Auf der gegenüberliegenden Straßenseite stutzt ein Ehepaar, beide in den Siebzigern, eine hohe Buchenhecke, die ihr Grundstück zur Straße hin vor neugierigen Blicken schützt. Der Mann, ein ehemaliger Betriebsratsvorsitzender mit zerzaustem grauen, schütteren Haar, bekleidet mit einer zerschlissenen alten Barbour-Jacke, einem dicken grauen Schal und einer ausgeleierten Cordhose, lässt unwillkürlich die elektrische Heckenschere in seiner Hand sinken und starrt Miriam mit offenem Mund hinterher. Seine Frau, eine ehemalige Lehrerin, die mit einer dicken dunkelblauen Weste und einer beigefarbenen Stoffhose bekleidet ist, harkt den Heckenschnitt zusammen. Als sie bemerkt, wie die laufende Schere dem Bein ihres Mannes gefährlich nahe kommt, macht sie ihn zischend darauf aufmerksam. Dann folgt ihr Blick dem ihres Gatten. Miriam grüßt die beiden mit einem vornehm verkniffenen Lächeln. Die Frau beantwortet Miriams Gruß mit einem kurzen Nicken. Ein scheeler Seitenblick auf ihren Mann zeigt ihr, dass er sich immer noch nicht wieder vollständig in der Gewalt hat.

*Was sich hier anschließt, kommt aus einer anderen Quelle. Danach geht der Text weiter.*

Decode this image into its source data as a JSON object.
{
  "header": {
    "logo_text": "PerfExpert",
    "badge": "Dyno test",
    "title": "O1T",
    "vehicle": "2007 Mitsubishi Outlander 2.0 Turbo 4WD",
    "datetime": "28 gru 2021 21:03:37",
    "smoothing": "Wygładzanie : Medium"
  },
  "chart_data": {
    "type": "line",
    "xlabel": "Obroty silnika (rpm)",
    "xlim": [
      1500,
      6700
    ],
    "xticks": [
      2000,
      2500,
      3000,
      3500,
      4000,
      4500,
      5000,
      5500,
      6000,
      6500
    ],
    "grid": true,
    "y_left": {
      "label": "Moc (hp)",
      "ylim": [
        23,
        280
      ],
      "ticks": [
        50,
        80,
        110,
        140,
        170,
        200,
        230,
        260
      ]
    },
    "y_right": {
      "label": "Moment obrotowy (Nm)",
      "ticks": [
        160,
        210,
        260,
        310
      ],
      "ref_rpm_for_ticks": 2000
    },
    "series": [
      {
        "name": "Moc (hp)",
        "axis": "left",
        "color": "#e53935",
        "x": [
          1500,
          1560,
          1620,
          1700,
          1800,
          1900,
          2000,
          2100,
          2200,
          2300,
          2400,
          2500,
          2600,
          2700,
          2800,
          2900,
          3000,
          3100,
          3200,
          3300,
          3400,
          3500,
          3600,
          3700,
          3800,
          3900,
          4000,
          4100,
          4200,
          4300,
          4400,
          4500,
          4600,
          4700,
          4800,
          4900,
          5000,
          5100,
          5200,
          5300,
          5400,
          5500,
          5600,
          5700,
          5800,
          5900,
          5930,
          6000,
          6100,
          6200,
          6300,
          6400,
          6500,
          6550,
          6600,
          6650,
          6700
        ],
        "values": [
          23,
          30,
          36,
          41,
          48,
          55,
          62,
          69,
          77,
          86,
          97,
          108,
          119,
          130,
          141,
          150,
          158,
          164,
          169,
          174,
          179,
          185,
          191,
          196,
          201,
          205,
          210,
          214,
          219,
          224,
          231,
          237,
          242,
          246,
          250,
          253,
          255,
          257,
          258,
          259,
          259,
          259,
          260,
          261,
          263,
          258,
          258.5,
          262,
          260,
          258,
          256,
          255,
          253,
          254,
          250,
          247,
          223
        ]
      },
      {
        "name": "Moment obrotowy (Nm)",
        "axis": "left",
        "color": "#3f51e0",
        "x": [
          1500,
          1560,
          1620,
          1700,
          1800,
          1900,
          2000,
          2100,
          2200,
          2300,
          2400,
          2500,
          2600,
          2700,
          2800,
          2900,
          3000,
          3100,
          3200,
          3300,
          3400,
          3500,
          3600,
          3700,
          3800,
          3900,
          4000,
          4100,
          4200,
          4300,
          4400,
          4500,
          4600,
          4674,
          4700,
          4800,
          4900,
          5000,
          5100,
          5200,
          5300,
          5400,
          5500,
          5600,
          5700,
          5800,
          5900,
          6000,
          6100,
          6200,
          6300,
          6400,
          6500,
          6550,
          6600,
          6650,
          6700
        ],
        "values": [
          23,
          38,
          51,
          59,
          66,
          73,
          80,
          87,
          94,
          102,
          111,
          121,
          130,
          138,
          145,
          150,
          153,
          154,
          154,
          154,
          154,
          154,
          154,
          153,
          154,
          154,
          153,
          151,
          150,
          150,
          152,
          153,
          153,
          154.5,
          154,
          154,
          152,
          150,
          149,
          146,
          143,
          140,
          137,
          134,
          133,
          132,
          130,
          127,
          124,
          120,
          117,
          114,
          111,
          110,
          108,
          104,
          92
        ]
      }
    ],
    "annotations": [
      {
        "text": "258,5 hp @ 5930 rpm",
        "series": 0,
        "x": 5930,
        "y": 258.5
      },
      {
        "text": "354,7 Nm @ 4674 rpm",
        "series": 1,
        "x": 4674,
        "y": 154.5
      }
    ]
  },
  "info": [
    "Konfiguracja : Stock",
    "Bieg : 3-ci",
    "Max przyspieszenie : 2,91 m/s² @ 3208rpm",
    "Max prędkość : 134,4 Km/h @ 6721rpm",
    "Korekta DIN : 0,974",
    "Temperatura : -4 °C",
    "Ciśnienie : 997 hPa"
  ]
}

Sie schüttelt den Kopf und seufzt missbilligend, sagt jedoch nichts. Auf einmal fängt sich ihr Gatte wieder. Er klappt seinen Unterkiefer hoch und grüßt Miriam ebenfalls, als die sich schon längst abgewendet hat, um ihren Weg fortzusetzen. Ihre beiden Köter, die erneut aneinandergeraten sind und sich gegenseitig angiften, schleift sie hinter sich her.
„Wann erschießt sie die Biester endlich?“, murmelt die Frau, während sie sich bückt, um die zusammengerechten Zweige aufzuheben und in den PopUp-Gartensack zu stopfen.

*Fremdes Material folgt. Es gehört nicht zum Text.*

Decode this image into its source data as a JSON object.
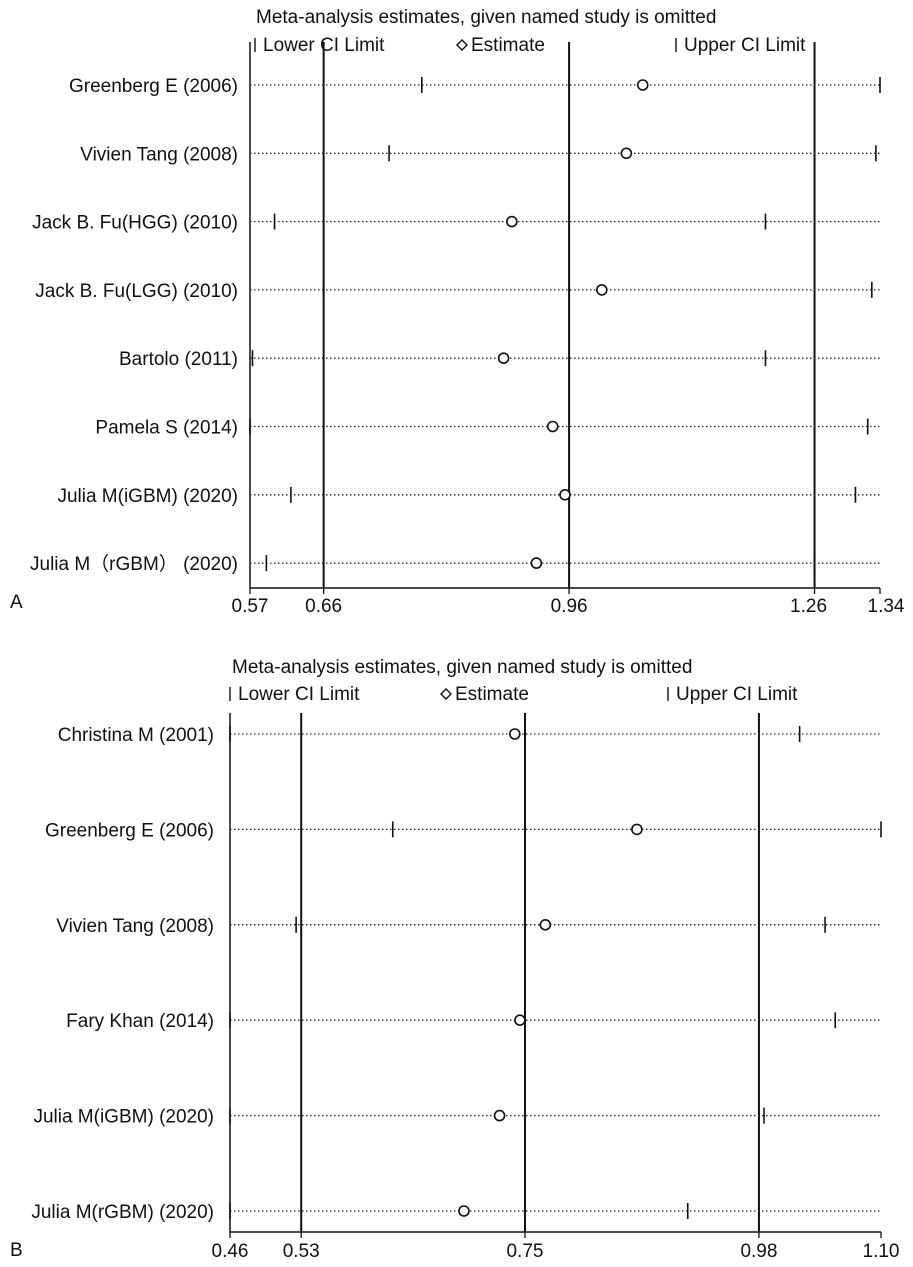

Ihr Mann kann seinen Blick noch immer nicht von Miriam lösen. Er sieht ihr nach, während sie mit federleichtem Schritt und wiegendem Gang die Straße hinabschwebt. „Als ich letzte Woche die Schrotflinte aus dem Schrank geholt habe, weil die Biester wieder einmal kein Ende fanden mit ihrer Kläfferei, hast du mich genau davon abgehalten“, erwidert er vorwurfsvoll.
Seine Frau sieht auf und stellt fest, dass ihr Gatte immer noch der schönen Nachbarin hinterherstarrt. Mit rollenden Augen fährt sie fort, abgeschnittene Zweige in den Korb zu stopfen. „Du weißt, wie die Leute heutzutage sind. Vermutlich hätte sie die Polizei gerufen und dich angezeigt. Diese Scherereien sind die Viecher nicht wert. Außerdem hätten mir die Kinder leidgetan.“
Endlich gelingt es ihrem Mann, seinen Blick von Miriam zu lösen und sich seiner Frau zuzuwenden. Erstaunt blickt er sie an. „Wieso das?“, fragt er.

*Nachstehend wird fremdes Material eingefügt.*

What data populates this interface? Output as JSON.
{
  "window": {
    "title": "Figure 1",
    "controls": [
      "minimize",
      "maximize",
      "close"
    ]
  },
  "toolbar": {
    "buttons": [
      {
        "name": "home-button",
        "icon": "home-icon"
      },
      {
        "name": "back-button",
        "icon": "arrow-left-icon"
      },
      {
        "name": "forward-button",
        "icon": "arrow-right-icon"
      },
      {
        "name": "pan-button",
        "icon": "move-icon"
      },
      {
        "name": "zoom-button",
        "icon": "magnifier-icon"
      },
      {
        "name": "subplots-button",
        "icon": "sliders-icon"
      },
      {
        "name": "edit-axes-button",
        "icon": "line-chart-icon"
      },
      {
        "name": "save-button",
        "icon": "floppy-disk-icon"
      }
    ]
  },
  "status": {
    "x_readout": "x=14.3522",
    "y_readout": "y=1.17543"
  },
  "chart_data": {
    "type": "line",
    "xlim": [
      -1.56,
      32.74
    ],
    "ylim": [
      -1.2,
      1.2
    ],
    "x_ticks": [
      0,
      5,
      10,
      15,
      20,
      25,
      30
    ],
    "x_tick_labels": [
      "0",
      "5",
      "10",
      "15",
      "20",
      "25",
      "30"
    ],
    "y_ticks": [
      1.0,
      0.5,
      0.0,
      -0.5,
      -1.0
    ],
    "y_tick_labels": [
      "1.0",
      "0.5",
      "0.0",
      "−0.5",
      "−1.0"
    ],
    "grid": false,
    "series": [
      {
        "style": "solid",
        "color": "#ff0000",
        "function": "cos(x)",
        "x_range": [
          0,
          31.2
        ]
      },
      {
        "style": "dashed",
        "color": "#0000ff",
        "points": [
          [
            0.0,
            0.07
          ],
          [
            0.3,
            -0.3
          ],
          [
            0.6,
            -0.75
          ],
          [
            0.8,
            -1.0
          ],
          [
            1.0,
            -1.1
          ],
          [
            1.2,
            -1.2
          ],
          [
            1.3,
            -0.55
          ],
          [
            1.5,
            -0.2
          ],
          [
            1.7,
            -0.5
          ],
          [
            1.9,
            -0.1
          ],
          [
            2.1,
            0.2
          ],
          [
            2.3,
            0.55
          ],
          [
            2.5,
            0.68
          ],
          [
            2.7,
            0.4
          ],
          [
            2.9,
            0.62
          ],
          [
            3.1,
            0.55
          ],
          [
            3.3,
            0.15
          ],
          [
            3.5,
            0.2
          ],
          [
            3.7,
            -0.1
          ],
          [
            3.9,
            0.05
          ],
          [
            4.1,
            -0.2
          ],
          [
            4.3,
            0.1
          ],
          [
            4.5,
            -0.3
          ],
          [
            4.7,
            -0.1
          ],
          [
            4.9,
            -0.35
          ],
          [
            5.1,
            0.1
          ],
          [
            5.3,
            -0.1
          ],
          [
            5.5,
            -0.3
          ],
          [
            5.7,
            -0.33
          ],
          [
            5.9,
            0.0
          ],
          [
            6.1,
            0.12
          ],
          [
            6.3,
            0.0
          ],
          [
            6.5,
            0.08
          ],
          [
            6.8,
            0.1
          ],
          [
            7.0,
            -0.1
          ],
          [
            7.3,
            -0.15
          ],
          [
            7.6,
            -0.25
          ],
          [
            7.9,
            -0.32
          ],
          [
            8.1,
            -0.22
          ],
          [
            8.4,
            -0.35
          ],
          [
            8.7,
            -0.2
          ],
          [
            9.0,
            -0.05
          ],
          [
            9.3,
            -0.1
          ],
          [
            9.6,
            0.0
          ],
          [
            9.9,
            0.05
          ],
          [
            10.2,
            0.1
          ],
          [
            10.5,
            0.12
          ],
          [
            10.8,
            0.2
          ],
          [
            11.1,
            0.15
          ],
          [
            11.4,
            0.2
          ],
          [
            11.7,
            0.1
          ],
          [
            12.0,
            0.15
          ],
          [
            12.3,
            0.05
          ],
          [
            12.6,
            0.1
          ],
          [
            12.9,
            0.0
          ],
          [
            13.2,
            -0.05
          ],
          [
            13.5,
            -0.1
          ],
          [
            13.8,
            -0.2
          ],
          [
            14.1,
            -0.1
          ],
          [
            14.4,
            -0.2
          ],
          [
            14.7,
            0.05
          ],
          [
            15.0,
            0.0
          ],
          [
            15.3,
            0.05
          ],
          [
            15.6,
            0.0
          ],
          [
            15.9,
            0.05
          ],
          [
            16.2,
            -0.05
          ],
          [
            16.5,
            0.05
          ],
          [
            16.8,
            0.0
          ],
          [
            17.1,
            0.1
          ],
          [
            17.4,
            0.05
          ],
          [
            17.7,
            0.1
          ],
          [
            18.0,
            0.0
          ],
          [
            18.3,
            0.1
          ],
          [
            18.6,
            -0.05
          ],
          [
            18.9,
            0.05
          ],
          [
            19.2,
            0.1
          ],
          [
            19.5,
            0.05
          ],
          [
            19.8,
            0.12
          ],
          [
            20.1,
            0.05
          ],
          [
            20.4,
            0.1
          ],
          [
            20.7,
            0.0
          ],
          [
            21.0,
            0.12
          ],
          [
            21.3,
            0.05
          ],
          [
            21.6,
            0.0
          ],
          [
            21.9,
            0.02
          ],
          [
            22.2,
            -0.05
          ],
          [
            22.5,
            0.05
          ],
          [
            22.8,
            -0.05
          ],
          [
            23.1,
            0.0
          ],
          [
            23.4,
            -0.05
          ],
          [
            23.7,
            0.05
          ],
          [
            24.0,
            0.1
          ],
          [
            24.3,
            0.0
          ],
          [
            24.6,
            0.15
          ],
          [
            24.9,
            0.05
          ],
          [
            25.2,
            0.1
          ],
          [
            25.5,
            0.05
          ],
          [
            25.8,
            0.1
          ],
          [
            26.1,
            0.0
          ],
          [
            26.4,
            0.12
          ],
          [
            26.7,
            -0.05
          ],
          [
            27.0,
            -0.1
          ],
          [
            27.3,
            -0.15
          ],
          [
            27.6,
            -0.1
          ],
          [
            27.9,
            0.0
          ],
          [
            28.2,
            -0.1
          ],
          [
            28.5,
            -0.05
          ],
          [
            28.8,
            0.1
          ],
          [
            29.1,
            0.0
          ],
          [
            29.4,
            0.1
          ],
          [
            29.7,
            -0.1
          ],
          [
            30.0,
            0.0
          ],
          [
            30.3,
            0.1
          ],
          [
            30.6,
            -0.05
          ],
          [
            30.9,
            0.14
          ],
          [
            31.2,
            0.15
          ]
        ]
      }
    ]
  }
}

Seine Gattin richtet sich stöhnend auf und massiert sich das Kreuz. „Die Zwillinge hängen an den Biestern. Gott allein weiß, warum. Vielleicht, weil sie auf diese Weise wenigstens ein bisschen Nestwärme zu spüren bekommen, wenn sie mit den Drecksviechern herumtoben und kuscheln können. Auf so eine Idee würden ihre Eltern ja nicht kommen.“
Ihr Gatte schnaubt verächtlich. „Pah! Das wüsste ich aber, wenn den beiden Gören etwas an den Kötern läge! Das Mädchen hat letztens versucht, die nackige Teppichratte im Vogelhäuschen einzusperren und der Junge hat dem Spitz Harz ins Fell geschmiert, um ihn anzuzünden. Der Vater ist im letzten Moment dazwischen gegangen.“
Die Frau nickt vielsagend mit dem Kopf. „Da siehst du es! Die Kinder betteln um Aufmerksamkeit. Was erwartest du, wenn sie in einem Elternhaus aufwachsen, wo sich niemand wirklich für sie interessiert?“
„Um Aufmerksamkeit betteln?“, ruft ihr Mann entgeistert.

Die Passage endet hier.